Питт порылся в кармане, достал несколько пенсов и протянул ей.
— Голубые фиалки, пожалуйста… нет, секундочку, сколько стоят вот эти белые?
— Они особливые, потому шо пахнут слаще. Белые цветики завсегда пахнут сильнее. Верно, берут запахом, ежли не вывши цветом?
— Тогда дай мне понемногу каждого цвета.
— Бери, милок, но мне все равно неча сказать. Ничем я тебе не помогу. Хоть и рада бы!
— Но ты помнишь, как продавала цветы сэру Локвуду Гамильтону?
— А то ж, как забыть! Он у мене постоянно покупал цветики. Разлюбезный был господин, бедолажечка. Никада не торговалси, как вот некоторые. Есть господа, они ворочают деньжищами, а торгуются из-за фартинга.
Цветочница тяжело вздохнула. Томас прекрасно представлял, что у нее за жизнь, и знал, что четверть пенса имеет для нее огромное значение, потому что на нее можно купить кусок хлеба. При этом она не испытывала никакой ненависти к мужчинам, для которых образ жизни предполагал обед в девять перемен и которые торговались с ней из-за столь мелкой для них суммы; она просто горько сокрушалась из-за того, что судьба распорядилась так, а не иначе.
— Ты помнишь ту ночь? Тогда депутаты засиделись допоздна.
— Хосспади, да они постоянно сидят там допоздна, — дернув плечом, сказала она. — И чё они там делают? Грызутся, сочиняют новые законы для нас — или распивают бутылек портвейну?
— В ту ночь погода стояла хорошая, как раз для неторопливой прогулки домой. Вспомни-ка все еще раз. Пожалуйста. Ты тогда ужинала? Что ты ела? Купила себе ужин у кого-то из разносчиков?
— А точно! — вдруг радостно воскликнула торговка. — Я поснедала маринованного угорька с хлебцем, купила его в ларьке у Жако на набережной.
— А потом что? В котором часу это было?
— Не знаю, милок.
— Знаешь. Ты наверняка слышала Биг-Бен! Ждала, когда будут расходиться депутаты после позднего заседания…
Она нахмурилась, вспоминая.
— Я слыхала десять ударов, но это было до того, как я спустилась к Жако.
— А одиннадцать ударов ты слышала? Где ты была, когда Биг-Бен пробил одиннадцать?
Прежде чем торговка успела ответить, к ней подошел прохожий и купил букетик фиолетовых фиалок.
— Я трепалась с Жако. Он сказал, шо из-за теплой погоды у него путево идет торговлишка, потому шо на улицах много людёв, шо вот, мол, было бы здорово, если бы так было завсегда. А я сказала, что точно здорово, потому шо сходила за еще одной порцией цветиков, а они быстро вянут.
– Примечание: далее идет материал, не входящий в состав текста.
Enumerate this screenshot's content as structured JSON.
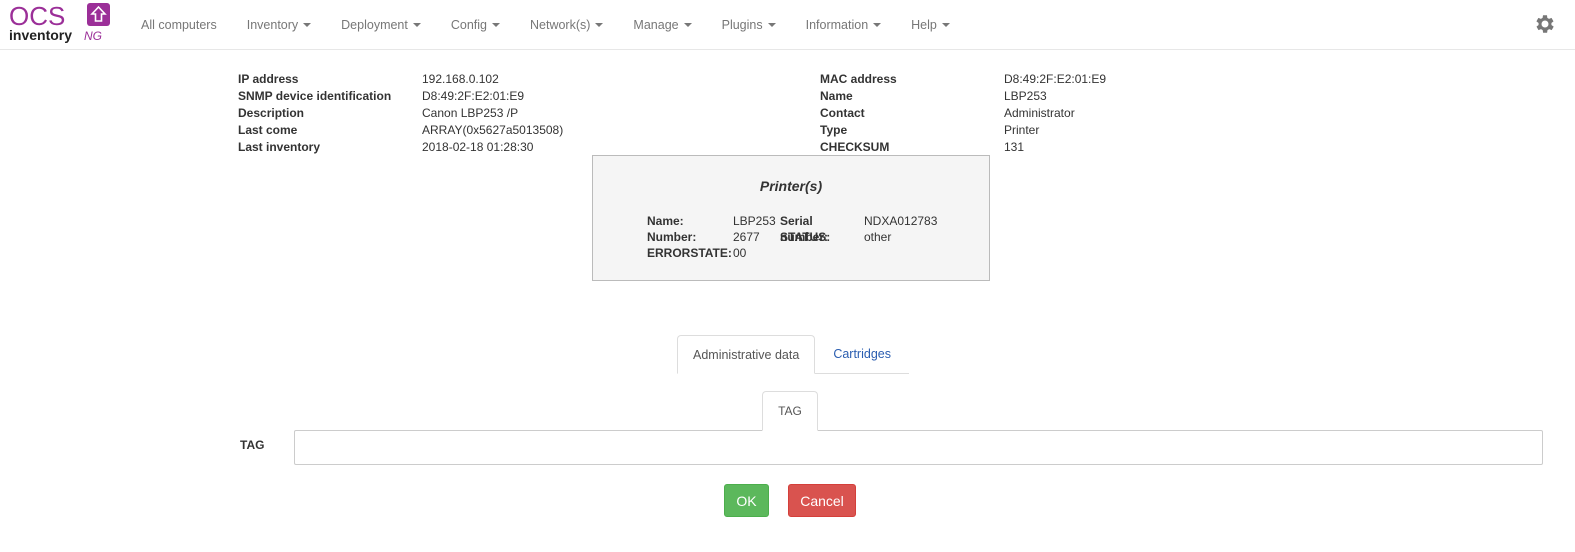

— И потом ты вернулась сюда, и это было до того, как депутаты стали расходиться, — подсказал Томас.
— Не, — задумчиво помотала она головой. — Ничё я сюды не вернулася! Мине надоело ждать их, и я пошла на Стрэнд и к театрам. И там распродала все свои цветики.
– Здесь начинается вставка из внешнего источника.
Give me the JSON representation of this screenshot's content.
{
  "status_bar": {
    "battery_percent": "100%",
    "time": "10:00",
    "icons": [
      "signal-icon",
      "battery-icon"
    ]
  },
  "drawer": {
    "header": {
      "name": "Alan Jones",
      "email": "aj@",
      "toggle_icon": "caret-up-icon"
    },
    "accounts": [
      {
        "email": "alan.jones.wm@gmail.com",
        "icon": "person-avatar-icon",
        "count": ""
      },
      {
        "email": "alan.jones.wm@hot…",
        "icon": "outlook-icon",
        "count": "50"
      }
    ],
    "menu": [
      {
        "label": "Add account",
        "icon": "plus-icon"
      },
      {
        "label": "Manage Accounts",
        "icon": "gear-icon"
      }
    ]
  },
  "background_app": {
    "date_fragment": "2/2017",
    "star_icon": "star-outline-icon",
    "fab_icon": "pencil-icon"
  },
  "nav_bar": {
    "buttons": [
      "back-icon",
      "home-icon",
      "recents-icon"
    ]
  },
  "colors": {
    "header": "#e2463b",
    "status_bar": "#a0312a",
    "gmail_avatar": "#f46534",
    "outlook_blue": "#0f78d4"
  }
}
— Такого не могло быть, — возразил Питт. — Возможно, ты пошла туда в другую ночь. Ты же продала цветы сэру Локвуду Гамильтону. Примулы. У него в петлице были свежие цветы, когда его нашли убитым, а когда он за несколько минут до этого уходил из парламента, цветов у него не было.
— Примулы? У мене нетуть примулов. Фиалки — да, в это время года я ими торгую. Потом будут другие цветики, а чичас токмо фиалки.
— Точно не было примул? — осторожно уточнил инспектор, чувствуя, как в его сознании зарождается странная и пугающая идея.
— Боже ж ты мой! Да я торгую цветиками усю жисть, с шести годков! Ты думаешь, я не различу примулы и фиалки? Да за кого ты мине понимаешь?
— Тогда кто продал примулы сэру Локвуду Гамильтону?
— Тот, хто занял мое место? — недовольно предположила цветочница, но в следующее мгновение ее лицо прояснилось. — Вообще-то это не мое место, ведь ушла же я на Стрэнд… — Она пожала плечами. — Извини, милок.
— Как я понимаю, ты не продавала примулы ни мистеру Этериджу, ни мистеру Шеридану?
— Я же ж сказала те, никада не торговала примулами!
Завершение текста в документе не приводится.